Note that the problem we're talking about here is a particular form of iteration set splitting, combined with some profitability heuristics. Remembering this point is helpful when reasoning about correctness.

Scalar Epilogue

The simplest technique is to simply keep the scalar loop, and branch to it with incoming induction variable values which reflect the iterations completed in the vector body.

This technique is advantegous when the scalar loop is required for other reasons (i.e. runtime aliasing check fallback), or the number of remaining iterations is expected to be short. As such, it tends to be most useful when the chosen VL is relatively small.

Note that all the usual loop optimization choices apply, but with the additional known fact that the new loops trip count is < VF. This (for instance) may result in extremely different loop unrolling profitability.

Predicated (Non-Loop) Epilogue

You can generate a single peeled vector iteration with predication. This can be done with either software or hardware techniques (see below), but is usually only profitable with hardware support.

This technique works well when the remainder is expected to be large relative to the original VF.

Tail Folded (Predicated) Main Loop

As with the previous item, but with the extra iteration folded into the main vector body. This involves computing a predicate on every iteration of the main loop, and predicating any required instructions.

On most hardware I'm aware of, a tail folded loop will run slower than the plain vector loop without predication. So for very long trip counts, this can be non-optimal. The tradeoff is (usually) a massive reduction in code size.

This choice can also hurt for short running loops. If TC is significantly lower than VF, then a scalar loop might be significantly better.

Note that in the case I'm describing here, all but the last iteration of the vector loop run the same number of iterations of the original loop. There's a related idea (called EVL vectorization in LLVM) where this property changes.

Epilogue Vectorization

After performing the iteration set splitting for the original loop using our chosen vector factor, we can choose some other small vectorization factor - call it VF2 - and vectorize the remainder loop. In principle, you can keep doing this recursively, but in practice, we tend to stop after the second. Since the second vector.body may still have tail iterations, you need to pick one of the other techniques here as a fallback.

The benefit of this technique is that you have multiple vector bodies, each with independent VF, and can dispatch between them at runtime.

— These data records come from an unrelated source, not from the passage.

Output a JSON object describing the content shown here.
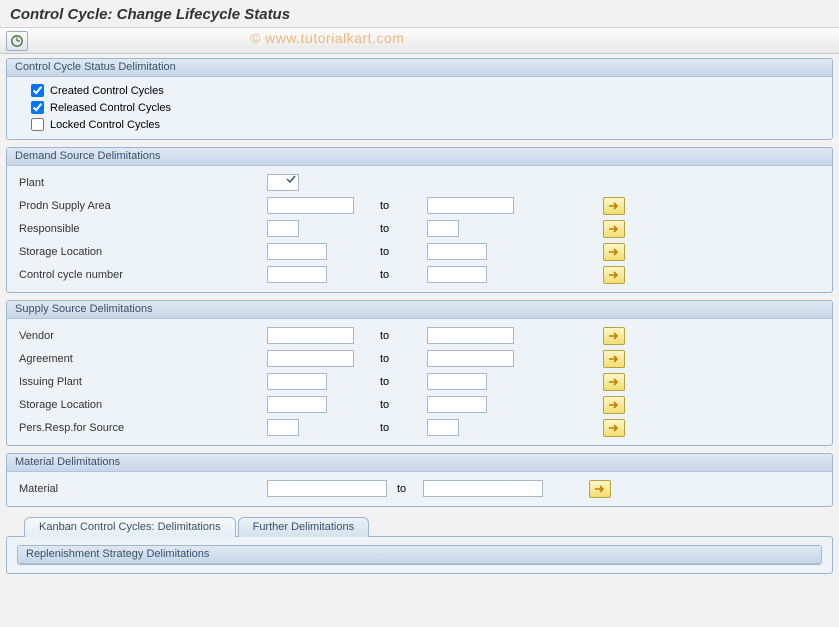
{
  "title": "Control Cycle: Change Lifecycle Status",
  "watermark": "© www.tutorialkart.com",
  "group_status": {
    "title": "Control Cycle Status Delimitation",
    "items": [
      {
        "label": "Created Control Cycles",
        "checked": true
      },
      {
        "label": "Released Control Cycles",
        "checked": true
      },
      {
        "label": "Locked Control Cycles",
        "checked": false
      }
    ]
  },
  "group_demand": {
    "title": "Demand Source Delimitations",
    "plant_label": "Plant",
    "rows": [
      {
        "label": "Prodn Supply Area",
        "w": "w87"
      },
      {
        "label": "Responsible",
        "w": "w32"
      },
      {
        "label": "Storage Location",
        "w": "w60"
      },
      {
        "label": "Control cycle number",
        "w": "w60"
      }
    ],
    "to": "to"
  },
  "group_supply": {
    "title": "Supply Source Delimitations",
    "rows": [
      {
        "label": "Vendor",
        "w": "w87"
      },
      {
        "label": "Agreement",
        "w": "w87"
      },
      {
        "label": "Issuing Plant",
        "w": "w60"
      },
      {
        "label": "Storage Location",
        "w": "w60"
      },
      {
        "label": "Pers.Resp.for Source",
        "w": "w32"
      }
    ],
    "to": "to"
  },
  "group_material": {
    "title": "Material Delimitations",
    "label": "Material",
    "to": "to"
  },
  "tabs": {
    "t1": "Kanban Control Cycles: Delimitations",
    "t2": "Further Delimitations"
  },
  "group_repl": {
    "title": "Replenishment Strategy Delimitations"
  }
}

The only case LLVM uses this technique is when VF is large compared to expected TC. Specifically, some cases on AVX512 fallback to AVX2 loops.

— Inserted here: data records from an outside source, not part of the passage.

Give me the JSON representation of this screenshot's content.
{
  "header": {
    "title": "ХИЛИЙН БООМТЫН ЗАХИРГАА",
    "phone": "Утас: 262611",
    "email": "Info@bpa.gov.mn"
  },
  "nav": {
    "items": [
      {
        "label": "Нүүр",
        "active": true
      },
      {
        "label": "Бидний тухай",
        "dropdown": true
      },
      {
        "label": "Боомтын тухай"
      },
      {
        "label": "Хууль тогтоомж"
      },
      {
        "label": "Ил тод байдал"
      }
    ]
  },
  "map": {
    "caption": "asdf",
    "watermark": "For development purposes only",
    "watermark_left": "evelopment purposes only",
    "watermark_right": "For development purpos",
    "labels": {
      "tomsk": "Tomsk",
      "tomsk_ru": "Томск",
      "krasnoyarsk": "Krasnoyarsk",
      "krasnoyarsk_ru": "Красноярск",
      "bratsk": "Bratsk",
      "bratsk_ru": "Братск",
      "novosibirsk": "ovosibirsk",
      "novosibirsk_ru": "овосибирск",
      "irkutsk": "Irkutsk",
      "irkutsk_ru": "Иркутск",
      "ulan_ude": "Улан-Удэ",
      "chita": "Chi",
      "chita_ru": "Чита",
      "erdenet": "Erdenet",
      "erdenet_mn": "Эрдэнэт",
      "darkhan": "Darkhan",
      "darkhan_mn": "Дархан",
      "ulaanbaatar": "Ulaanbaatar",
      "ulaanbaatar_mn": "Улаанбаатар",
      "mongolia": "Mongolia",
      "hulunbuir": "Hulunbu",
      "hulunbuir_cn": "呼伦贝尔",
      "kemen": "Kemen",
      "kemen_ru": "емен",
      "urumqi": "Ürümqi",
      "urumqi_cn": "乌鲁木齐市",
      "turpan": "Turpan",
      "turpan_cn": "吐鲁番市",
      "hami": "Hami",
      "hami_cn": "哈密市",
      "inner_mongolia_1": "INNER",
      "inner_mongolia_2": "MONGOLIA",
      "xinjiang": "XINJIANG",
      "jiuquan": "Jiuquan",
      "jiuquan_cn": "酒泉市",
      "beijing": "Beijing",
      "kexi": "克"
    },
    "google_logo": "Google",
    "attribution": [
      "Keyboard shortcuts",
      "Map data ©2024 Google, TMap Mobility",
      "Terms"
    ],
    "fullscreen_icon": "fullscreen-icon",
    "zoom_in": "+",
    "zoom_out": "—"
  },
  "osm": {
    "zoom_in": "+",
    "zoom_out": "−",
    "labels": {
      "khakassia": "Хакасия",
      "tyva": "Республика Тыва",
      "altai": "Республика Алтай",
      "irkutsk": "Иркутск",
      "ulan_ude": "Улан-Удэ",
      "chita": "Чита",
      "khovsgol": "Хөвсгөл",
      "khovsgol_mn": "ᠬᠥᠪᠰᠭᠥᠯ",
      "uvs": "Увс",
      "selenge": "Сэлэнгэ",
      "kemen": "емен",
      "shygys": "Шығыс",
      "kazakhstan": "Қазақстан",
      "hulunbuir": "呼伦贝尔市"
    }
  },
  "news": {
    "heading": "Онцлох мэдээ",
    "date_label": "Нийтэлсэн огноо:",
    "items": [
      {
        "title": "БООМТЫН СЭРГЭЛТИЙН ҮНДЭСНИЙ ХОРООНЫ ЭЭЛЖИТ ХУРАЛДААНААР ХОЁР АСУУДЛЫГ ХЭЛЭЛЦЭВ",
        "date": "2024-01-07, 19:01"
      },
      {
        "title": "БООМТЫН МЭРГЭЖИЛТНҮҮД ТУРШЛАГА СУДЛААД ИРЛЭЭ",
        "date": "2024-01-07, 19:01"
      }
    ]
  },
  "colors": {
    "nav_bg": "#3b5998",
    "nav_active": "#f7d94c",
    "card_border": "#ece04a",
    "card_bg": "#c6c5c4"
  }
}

Predication is a general technique for "masking off" (that is, disabling) individual lanes or otherwise avoiding faults in inactive lanes. Note that depending on usage, the result of the operations on the inactive lanes may either be defined (usually preserved, but not always) or undefined.

I tend to only be interested in the case where the result is undefined as that's the one which arrises naturally in compilers. Our goal is basically to avoid faults on inactive lanes, and nothing else.

There are both hardware and software predication techniques!

The most common form of hardware predication is "mask predication" where you have a per-lane mask which indicates whether a particular lane is active or not.

RISCV also supports "VL predication", "VSTART predication", and "LMUL predication". (These are my terms, not standardized.) Each of them provides a way to deactivate some individual set of lanes. Out of them, only VL predication is likely to be performant in any way, please don't use the others.

In software, the usual tactic is called "masking" or "masking off". The basic idea is that you conditionally select a known safe (but otherwise useless) value for the inactive lanes. For a divide, this might look like "udiv X, (select mask, Y, 1)". For a load, this might be "LD (select mask, P, SomeDereferenceableGlobal)". There is no masking technique for stores.

There's also an entire family of related techniques for proving speculation safety (i.e. the absence of faults on inactive lanes without masking). This isn't predication per se, but comes up in all the same cases, and is (almost) always profitable over any form of predication.